I don’t know which way the copyright wars will swing. The largest player in online video, youtube, continues to strengthen its preference to major corporations to the exclusion of streamers, Let’s Plays, and the online personalities that constitute my modern television diet. Perhaps Youtube presses Machinima and Yogscast too far, and they take their ball to Twitch.tv. Perhaps we see new media oligarchies arise from the first wave of youtube celebrities, trading their accumulated viewership for exclusive distribution rights. Perhaps the latest renamed incarnation of SOPA/PIPA finally passes, ushering in a decade of repressive internet policies.
Either way, the black market will not go away. It only ever transforms. There is too much demand for it to stay dead. Right now, the vogue is TOR and bitcoins, locked in battle with the FBI on one hand and MtGox to actually get your money out in the other. Both TOR and bitcoins are easy prey for concentrated state actors. The FBI has used its position at the infrastructure backbone to circumvent TOR’s layers, and bitcoin can be destroyed for the paltry price of a few hundred million dollars to execute a 51% attack. I think its more likely, however, that bitcoin will destroy itself through repeated, wildly volatile bubbles. Its a deflationary commodity currency. Massive bubbles and depressions are its literal function, and no amount of cryptography will fix that.
On the physical front, the internet still relies on networks largely owned by a few American interests. Of all my predictions, the one I am most confident of is the balkanization of the internet. Having seen the incredibly capacity of American surveillance to access signals sent through its borders, other nations will institute their own grids (if only for their security services). If you use the internet as it stands, you walk naked before the NSA. This is untenable to countries like China and Russia, and they will divest themselves of these central links. In the worst case scenario, the internet as a global phenomenon dies, replaced by smaller regional and national networks. We’ll see.
Culturally, we are beginning to see the internet integrate into the wisdom of growing up. For my generation, we were left wild on the net. I met plenty of unsavory characters with no supervision on interaction. (I still remember the disgusting moment at 14 when I realized I was speaking to an unrepentant pedophile.) I flamed and was flamed with impunity throughout my teenage years. With the rise of social media and persistent tracking, kids who try that today end up before police and judges.
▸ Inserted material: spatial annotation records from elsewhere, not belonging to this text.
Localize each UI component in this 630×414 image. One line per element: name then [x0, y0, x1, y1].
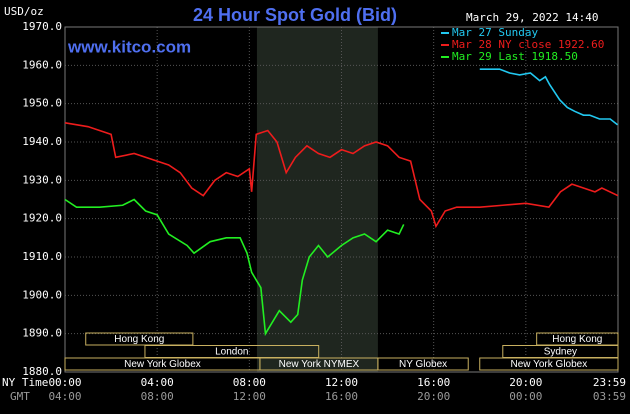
y-axis-label: USD/oz [4, 5, 44, 18]
price-line [479, 68, 619, 126]
x2-tick-label: 20:00 [417, 390, 450, 403]
x-tick-label: 04:00 [141, 376, 174, 389]
y-tick-label: 1890.0 [22, 327, 62, 340]
session-label: Hong Kong [552, 334, 602, 345]
x2-tick-label: 00:00 [509, 390, 542, 403]
y-tick-label: 1960.0 [22, 58, 62, 71]
timestamp: March 29, 2022 14:40 [466, 11, 598, 24]
x2-tick-label: 12:00 [233, 390, 266, 403]
x2-tick-label: 08:00 [141, 390, 174, 403]
session-label: London [215, 347, 248, 358]
legend-entry: Mar 28 NY close 1922.60 [452, 38, 604, 51]
x-tick-label: 12:00 [325, 376, 358, 389]
site-url: www.kitco.com [67, 37, 191, 56]
shaded-range [256, 27, 378, 372]
session-label: NY Globex [399, 359, 447, 370]
session-label: New York Globex [511, 359, 588, 370]
y-tick-label: 1920.0 [22, 212, 62, 225]
session-label: New York Globex [124, 359, 201, 370]
y-tick-label: 1970.0 [22, 20, 62, 33]
x-tick-label: 16:00 [417, 376, 450, 389]
y-tick-label: 1900.0 [22, 288, 62, 301]
x2-tick-label: 04:00 [48, 390, 81, 403]
x-tick-label: 08:00 [233, 376, 266, 389]
session-box [377, 357, 469, 371]
x2-tick-label: 16:00 [325, 390, 358, 403]
session-label: Sydney [544, 347, 577, 358]
session-label: Hong Kong [114, 334, 164, 345]
legend-entry: Mar 27 Sunday [452, 26, 538, 39]
y-tick-label: 1940.0 [22, 135, 62, 148]
session-label: New York NYMEX [279, 359, 360, 370]
x-tick-label: 23:59 [593, 376, 626, 389]
y-tick-label: 1910.0 [22, 250, 62, 263]
chart-title: 24 Hour Spot Gold (Bid) [193, 5, 397, 25]
x2-tick-label: 03:59 [593, 390, 626, 403]
x-tick-label: 20:00 [509, 376, 542, 389]
y-tick-label: 1930.0 [22, 173, 62, 186]
x-tick-label: 00:00 [48, 376, 81, 389]
price-line [64, 198, 405, 337]
session-box [479, 357, 619, 371]
legend-entry: Mar 29 Last 1918.50 [452, 50, 578, 63]
session-box [85, 332, 194, 346]
x2-axis-label: GMT [10, 390, 30, 403]
y-tick-label: 1880.0 [22, 365, 62, 378]
x-axis-label: NY Time [2, 376, 48, 389]
price-line [64, 122, 619, 229]
y-tick-label: 1950.0 [22, 97, 62, 110]
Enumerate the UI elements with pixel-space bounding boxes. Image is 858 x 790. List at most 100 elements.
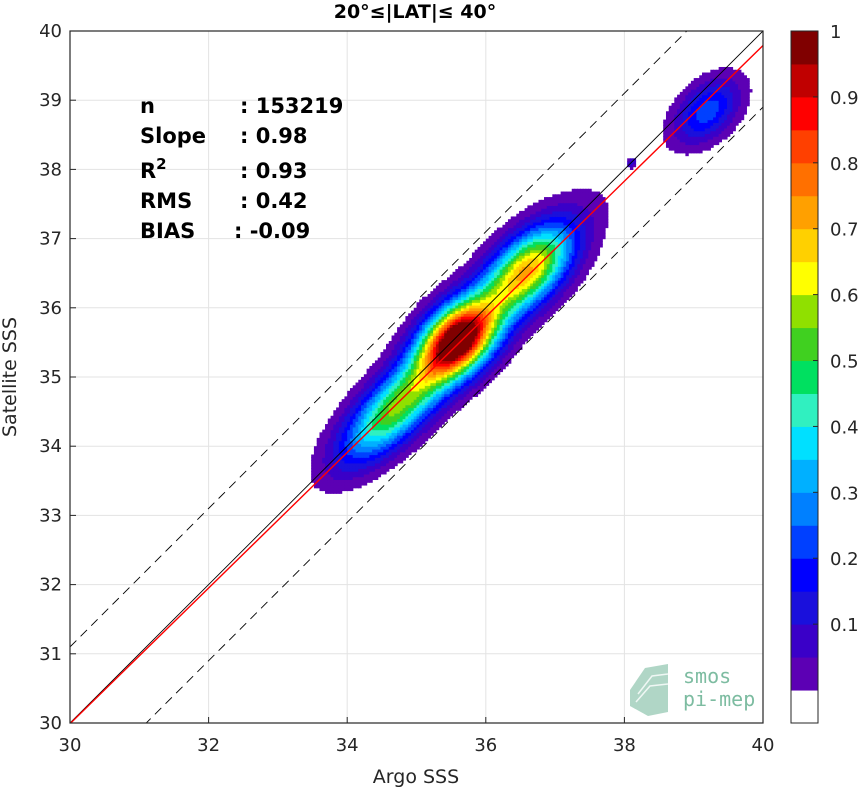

As the unfortunate examples get martyred for a racist Facebook comment or threat, the rest of the current crop of adolescents run from the social media eyes of their parents to “instant” services like Vine and Snapchat. The kids in my family are well aware of stranger danger, and their parents interact with all their friends to keep tabs on the internet space the same way you would play in the back yard. My Littlest Petshop episodes deal (hiliarious) with the seemingly random aetherial gifts of internet fame and memes, taken away at a moment’s notice. Remix culture has so deeply engrained itself in Youtube that I’m not sure anyone under the age of 25 actually understands what copyright is.
Unfortunately, the law is not so flexible.
Fascinating times. When the internet has vanished as a separate thing, when computers have fully become something that you carry in your pocket, when the grandchildren listen to me talk about the birth of the internet with the same rolled eyes I gave my father about assembly punchcards…I think this will be an interesting period of life to recount.